When he touched the map, the corners turned to dust. He was making a sacrifice to get close to Bush. This, I thought, was optimistic. It was the way men behaved in old stories. They went on a mission, a quest, performed a task, overcame an obstacle. Brought back Golden Fleece. He had probably come right over the Hungry Mouth and survived.
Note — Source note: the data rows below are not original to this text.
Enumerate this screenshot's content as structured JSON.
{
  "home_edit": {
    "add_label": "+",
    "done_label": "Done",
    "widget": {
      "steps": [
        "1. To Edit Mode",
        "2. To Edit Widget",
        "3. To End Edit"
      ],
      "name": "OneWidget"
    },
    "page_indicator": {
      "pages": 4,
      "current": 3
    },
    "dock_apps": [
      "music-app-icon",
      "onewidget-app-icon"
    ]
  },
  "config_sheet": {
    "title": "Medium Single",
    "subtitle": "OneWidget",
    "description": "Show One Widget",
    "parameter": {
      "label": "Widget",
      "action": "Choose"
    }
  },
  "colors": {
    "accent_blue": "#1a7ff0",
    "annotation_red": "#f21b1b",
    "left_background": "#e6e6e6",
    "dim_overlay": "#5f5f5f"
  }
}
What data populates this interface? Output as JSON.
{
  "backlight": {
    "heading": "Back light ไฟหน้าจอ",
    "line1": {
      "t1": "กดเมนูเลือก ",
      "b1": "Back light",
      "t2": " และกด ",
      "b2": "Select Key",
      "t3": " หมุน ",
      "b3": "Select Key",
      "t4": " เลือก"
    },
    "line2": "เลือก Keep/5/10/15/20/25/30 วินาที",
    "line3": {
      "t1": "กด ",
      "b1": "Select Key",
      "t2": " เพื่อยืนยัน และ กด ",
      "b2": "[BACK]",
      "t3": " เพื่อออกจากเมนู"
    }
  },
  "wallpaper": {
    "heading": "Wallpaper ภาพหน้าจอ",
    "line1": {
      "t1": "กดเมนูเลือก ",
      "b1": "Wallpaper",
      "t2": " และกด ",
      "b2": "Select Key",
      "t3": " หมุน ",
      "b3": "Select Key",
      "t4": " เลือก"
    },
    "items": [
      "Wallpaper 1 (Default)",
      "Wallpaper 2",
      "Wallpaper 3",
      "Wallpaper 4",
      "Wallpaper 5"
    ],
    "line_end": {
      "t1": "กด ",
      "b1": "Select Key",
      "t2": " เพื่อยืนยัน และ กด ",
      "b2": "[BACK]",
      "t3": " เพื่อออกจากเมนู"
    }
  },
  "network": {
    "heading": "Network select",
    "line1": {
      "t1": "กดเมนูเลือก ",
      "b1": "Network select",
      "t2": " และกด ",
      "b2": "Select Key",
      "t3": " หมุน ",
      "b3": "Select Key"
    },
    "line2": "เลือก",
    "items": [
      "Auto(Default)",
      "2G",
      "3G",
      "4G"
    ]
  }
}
He unrolled the map carefully for her. I stood behind them and looked. The map was truly beautiful. It was undated but very old. The yellowed paper had disintegrated at the edges. It was the most ornate map I’d ever seen. It was painted in a Greek blue that still had, in places, a bit of brightness to it. Cherubs were at the edges, blowing air. There were water monsters, including a horned serpent with a tail. The serpent, or dragon, had once been yellow, maybe even gold. Waving lines with arrows recorded the directions of currents. Mudflats were depicted by paintings of sinking things; in the far-right corner, the hand of a drowning person reached out from the mud. At the top, part of a boat was going down, a boat with Indian people chained together as slaves for the far continent.
“Just look at that,” he said. He held a magnifying glass. He leaned closer, then sat back and let Bush peer through the curved round lens. He was happy just to be in her presence and had a satisfied look on his face, as if he were about to eat a fulfilling meal.